Outside of writing, I was breaking through on the bugaboo, and when I had an honest-to-God epiphany – with a family consultant of my own – I realized I could probably tackle a character who’d had a significant and recent death to deal with. I mean, I know it’s a romance, but it helps me if I can understand what might be going on inside a character’s head. And sometimes I discover that what’s going on with a character is what’s going on with me. Not in a big way, you understand, but in a subtle, skimming the surface kind of way. I’m not like any of my characters. I’m like all of them.

I appreciated the comments about One Forbidden Evening’s dialogue and my attempts to set a tone for the book to keep it from being a contemporary set in Regency England. I’m sure my characters are speaking some sort of faux dialect, but in my head they always sound authentic. Cubic zirconia of the first water, as it were.

Okay, let’s talk about the ending of One Forbidden Evening. Publisher’s Weekly said it was contrived. Sure, but then I contrived the whole book. Maybe I should have a contest. Call it: Write a Better Ending. You know, this idea is appealing to me. I’m so tired by the time I get to the end, I’m sure I’m rushing through it. There is part of me that just wants to be done. Should I be admitting this? Probably not, but there you have it.

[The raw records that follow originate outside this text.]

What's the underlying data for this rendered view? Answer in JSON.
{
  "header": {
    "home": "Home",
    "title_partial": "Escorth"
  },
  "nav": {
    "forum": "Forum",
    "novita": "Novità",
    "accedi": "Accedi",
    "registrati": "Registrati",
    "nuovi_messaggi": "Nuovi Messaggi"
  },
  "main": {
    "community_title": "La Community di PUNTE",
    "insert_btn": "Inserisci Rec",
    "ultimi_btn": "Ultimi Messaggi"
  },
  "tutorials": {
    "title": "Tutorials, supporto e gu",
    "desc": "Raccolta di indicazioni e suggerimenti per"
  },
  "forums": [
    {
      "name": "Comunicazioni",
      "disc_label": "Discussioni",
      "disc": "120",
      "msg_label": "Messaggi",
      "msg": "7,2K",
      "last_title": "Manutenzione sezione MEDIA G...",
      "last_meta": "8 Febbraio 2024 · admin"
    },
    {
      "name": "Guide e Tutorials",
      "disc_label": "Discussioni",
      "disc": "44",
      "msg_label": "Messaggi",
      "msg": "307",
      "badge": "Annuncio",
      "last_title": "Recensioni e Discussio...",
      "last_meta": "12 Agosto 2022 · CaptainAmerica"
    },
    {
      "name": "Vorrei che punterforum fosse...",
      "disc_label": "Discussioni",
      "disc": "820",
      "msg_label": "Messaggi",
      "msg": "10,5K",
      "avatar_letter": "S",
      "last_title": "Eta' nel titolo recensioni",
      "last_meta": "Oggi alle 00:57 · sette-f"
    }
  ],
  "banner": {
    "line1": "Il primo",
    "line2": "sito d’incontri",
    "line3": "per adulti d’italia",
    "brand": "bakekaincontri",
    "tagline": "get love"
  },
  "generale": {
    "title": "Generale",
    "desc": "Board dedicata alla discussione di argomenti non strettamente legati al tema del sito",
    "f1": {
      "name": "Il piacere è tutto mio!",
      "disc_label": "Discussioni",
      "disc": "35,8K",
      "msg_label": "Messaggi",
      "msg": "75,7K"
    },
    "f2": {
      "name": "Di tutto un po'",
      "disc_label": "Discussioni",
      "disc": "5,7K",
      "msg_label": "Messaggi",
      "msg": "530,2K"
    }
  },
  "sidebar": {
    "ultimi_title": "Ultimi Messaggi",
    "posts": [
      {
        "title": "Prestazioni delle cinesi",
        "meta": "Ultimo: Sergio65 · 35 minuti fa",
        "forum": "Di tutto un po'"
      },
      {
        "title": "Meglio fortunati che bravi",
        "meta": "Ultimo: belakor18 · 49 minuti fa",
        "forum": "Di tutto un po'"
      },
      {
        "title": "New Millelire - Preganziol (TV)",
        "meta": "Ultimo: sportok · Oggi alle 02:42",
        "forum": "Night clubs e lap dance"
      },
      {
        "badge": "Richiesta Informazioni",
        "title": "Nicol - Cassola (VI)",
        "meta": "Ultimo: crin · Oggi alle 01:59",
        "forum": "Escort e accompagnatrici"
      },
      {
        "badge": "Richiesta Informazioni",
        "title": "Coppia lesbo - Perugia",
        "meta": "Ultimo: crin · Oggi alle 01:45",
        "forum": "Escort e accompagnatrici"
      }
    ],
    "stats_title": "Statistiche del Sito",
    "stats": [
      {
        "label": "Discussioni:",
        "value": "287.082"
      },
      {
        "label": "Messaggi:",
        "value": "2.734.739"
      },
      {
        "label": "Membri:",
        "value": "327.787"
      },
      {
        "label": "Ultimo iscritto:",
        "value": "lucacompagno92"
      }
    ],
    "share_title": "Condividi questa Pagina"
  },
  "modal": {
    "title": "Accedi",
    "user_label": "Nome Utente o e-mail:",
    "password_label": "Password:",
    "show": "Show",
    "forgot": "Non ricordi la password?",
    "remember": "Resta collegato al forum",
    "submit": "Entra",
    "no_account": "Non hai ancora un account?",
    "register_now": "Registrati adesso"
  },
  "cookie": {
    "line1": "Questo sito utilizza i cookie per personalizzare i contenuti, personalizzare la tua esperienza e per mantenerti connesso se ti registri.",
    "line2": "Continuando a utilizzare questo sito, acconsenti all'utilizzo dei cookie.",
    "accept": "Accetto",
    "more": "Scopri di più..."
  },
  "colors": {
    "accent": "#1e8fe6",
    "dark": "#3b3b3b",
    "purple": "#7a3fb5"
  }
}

Sometimes when I see a movie, especially something in the action-adventure realm, I find that I’m willing to accept all manner of improbable things. But there is often a moment, usually toward the end of the film, when someone – the director, the writer, the special effects folks – pushes it just one step too far and I come out of the film and go, Oh, yeah, like that can happen.

The most recent example I can think of was seeing Superman Returns. I am so there with the whole back story. I absolutely buy into the flying, red and green kryptonite, the fortress of solitude, x-ray vision, and truth, justice, and all that stuff. But when Lois Lane stops on her way to a fancy dinner to investigate a story on Lex Luthor’s yacht with her son in tow, I’m thinking, No way.

Or earlier in the film when Supe has to save the plane that Lois is on, I haven’t a scintilla of doubt that he can do it, but when the oxygen masks drop and Lois is still pushing forward in the cabin trying to help someone, and she’s being tossed like a salad… well, she should have passed out from lack of oxygen and had some bruises and mussed hair to show for all the salad spinning.

So I figure that maybe that’s a little bit like what happens in One Forbidden Evening. There is a willingness to suspend belief that Cybelline would act contrary to her upbringing, her judgment, and her morals in the first two chapters of the book and actually approach Ferrin with her unseemly proposition, but something about the ending made some readers go, Oh, yeah, like that can happen.

I’ll have to give the problem of my endings some more thought, see what I can do to improve them. It’s a valid criticism, I think, and it’s been pointed out before. Trouble is, no one’s telling me how it could be different. Yep, the contest is definitely appealing to me.

Maybe I bobble the endings because I don’t use an outline. I’m no good with outlines, though, so I don’t think that’s the answer. I’d love to hear your ideas. Really.